Why use your own money, when you can use someone else’s for free?
This is precisely what Dell Inc. (DELL) does as shown by its negative cash conversion cycle.
The cash conversion cycle measures the time it takes a company to convert sales into cash. It is calculated as the Days of Sales Outstanding plus the Days of Inventory less the Days of Accounts Payable. To explain this more clearly, the longer sales are outstanding, and the longer inventory sits around, the worse it is for the company (which has already paid for the parts that make up the inventory and the items sold on receivable). Likewise, the longer the company can delay paying its suppliers, the better (since the company can use that cash for its own purposes in the meantime – essentially an interest-free loan).
The following chart from Dell’s recent 10-K depicts its cash conversion cycle (click for full size):
The most important thing to note here is that DELL’s cash conversion cycle is negative. From the chart, we see that Dell is able to use cash collected for a month for free, courtesy of its suppliers.

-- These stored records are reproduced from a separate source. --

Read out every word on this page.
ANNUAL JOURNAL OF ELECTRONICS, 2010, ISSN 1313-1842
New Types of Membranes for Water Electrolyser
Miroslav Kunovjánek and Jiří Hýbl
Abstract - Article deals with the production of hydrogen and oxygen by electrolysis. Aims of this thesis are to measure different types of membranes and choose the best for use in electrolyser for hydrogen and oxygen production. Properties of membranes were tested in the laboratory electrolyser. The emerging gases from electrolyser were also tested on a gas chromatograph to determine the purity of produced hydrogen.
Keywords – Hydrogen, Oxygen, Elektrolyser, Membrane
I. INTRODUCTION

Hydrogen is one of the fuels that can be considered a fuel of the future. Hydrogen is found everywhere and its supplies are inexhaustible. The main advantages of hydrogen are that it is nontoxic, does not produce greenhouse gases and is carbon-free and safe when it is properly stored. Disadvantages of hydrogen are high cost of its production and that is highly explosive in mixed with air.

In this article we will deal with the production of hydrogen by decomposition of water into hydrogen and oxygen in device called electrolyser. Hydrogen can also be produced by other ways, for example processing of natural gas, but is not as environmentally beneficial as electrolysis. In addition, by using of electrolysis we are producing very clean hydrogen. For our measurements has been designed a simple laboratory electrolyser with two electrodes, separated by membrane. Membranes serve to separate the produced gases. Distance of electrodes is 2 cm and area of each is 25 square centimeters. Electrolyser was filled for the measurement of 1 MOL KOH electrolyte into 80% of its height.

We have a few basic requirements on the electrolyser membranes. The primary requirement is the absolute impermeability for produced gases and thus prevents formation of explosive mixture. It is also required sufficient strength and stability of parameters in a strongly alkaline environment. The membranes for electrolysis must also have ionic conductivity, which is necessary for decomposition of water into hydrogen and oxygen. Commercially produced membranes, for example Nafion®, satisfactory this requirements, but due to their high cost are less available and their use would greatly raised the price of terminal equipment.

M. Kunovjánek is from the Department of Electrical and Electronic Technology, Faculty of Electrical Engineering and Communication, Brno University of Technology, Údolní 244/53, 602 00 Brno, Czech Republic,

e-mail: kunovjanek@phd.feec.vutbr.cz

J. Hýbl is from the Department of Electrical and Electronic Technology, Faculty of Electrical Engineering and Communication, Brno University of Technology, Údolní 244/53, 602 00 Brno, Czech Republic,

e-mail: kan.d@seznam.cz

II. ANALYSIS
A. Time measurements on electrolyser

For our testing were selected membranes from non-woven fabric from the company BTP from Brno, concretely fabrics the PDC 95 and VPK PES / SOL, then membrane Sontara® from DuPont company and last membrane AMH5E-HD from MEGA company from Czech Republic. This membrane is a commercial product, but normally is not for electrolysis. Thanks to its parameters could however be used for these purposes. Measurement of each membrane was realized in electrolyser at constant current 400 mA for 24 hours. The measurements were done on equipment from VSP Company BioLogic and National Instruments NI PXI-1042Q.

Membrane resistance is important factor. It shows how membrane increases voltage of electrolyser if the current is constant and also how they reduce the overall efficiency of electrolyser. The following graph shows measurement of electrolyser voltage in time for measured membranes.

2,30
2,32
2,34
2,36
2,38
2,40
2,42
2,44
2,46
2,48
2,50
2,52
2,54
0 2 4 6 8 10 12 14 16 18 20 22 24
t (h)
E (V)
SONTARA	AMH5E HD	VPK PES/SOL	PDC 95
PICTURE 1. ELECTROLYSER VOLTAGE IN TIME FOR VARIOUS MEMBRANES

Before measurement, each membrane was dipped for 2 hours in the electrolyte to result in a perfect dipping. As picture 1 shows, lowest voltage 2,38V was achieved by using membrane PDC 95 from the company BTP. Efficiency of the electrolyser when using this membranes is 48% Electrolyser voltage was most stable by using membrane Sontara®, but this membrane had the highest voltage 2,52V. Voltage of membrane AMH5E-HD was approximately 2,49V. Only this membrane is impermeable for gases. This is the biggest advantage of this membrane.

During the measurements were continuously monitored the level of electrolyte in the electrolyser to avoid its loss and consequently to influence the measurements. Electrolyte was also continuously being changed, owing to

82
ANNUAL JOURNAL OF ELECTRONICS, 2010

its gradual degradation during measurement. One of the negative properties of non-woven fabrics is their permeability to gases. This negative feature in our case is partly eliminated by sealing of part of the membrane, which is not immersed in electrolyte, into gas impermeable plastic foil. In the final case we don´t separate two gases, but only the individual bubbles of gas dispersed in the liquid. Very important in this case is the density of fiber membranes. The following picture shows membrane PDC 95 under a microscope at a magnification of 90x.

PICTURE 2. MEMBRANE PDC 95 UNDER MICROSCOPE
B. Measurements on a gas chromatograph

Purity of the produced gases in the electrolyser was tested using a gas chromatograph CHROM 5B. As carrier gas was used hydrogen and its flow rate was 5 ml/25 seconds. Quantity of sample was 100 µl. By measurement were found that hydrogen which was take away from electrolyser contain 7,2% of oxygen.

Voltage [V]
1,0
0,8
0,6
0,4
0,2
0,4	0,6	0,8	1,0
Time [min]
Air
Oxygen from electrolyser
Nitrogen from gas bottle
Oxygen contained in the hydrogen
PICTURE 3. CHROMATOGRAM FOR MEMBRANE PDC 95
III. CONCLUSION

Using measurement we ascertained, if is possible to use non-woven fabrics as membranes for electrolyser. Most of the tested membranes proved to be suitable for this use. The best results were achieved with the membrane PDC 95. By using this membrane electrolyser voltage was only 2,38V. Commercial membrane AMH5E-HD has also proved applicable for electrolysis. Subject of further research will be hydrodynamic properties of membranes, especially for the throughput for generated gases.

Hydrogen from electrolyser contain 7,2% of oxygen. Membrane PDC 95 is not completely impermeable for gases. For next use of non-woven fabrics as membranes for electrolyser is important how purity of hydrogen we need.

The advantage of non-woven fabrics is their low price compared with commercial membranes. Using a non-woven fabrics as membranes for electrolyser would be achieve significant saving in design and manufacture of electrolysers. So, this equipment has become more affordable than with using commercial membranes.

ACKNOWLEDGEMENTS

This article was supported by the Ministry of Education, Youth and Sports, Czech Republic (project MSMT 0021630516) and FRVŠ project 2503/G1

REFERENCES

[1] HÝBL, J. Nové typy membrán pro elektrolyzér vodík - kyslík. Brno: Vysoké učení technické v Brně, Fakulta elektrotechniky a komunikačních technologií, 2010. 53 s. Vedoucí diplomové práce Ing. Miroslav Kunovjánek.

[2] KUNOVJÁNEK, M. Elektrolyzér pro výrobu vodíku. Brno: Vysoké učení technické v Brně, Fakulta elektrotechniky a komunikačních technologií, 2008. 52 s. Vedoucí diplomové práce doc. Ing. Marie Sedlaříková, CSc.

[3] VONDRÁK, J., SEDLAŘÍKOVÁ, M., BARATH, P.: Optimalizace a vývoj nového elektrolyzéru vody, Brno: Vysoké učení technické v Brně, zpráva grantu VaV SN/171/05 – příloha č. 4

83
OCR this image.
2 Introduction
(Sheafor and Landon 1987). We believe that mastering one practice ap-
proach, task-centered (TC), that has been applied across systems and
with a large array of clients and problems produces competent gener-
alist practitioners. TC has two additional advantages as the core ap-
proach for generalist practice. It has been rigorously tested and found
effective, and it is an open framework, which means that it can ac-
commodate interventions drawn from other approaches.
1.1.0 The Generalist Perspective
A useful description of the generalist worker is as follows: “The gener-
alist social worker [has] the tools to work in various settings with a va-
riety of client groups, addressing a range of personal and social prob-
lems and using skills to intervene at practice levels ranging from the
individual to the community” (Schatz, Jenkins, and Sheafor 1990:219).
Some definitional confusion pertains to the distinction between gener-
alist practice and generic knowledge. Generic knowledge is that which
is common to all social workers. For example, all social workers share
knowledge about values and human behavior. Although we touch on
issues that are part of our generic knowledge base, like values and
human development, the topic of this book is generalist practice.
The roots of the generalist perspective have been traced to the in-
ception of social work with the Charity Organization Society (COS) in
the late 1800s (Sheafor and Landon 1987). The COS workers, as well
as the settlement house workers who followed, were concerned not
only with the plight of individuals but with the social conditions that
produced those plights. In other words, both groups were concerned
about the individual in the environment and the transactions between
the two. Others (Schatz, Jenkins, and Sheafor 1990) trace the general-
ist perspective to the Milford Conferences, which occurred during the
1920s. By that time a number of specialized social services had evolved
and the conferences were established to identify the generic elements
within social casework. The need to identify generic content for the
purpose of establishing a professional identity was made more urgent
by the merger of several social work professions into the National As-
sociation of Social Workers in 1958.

[W]hile a firm could even achieve a negative CCC by collecting from customers before paying suppliers, a policy of strict collections and lax payments is not always sustainable.
However, going through DELL’s past 10-Ks, I see that the company has been able to accomplish this for more than a decade!
Let’s compare this to Hewlett Packard (HPQ) (click for full size):
So, DELL gets free use of its suppliers’ cash for more than a month, and HPQ does not. In a low interest rate environment, this may not provide a large benefit to DELL. From the tables,we see that the biggest difference is the inventory levels, indicative of DELL’s competitive edge in efficient inventory management.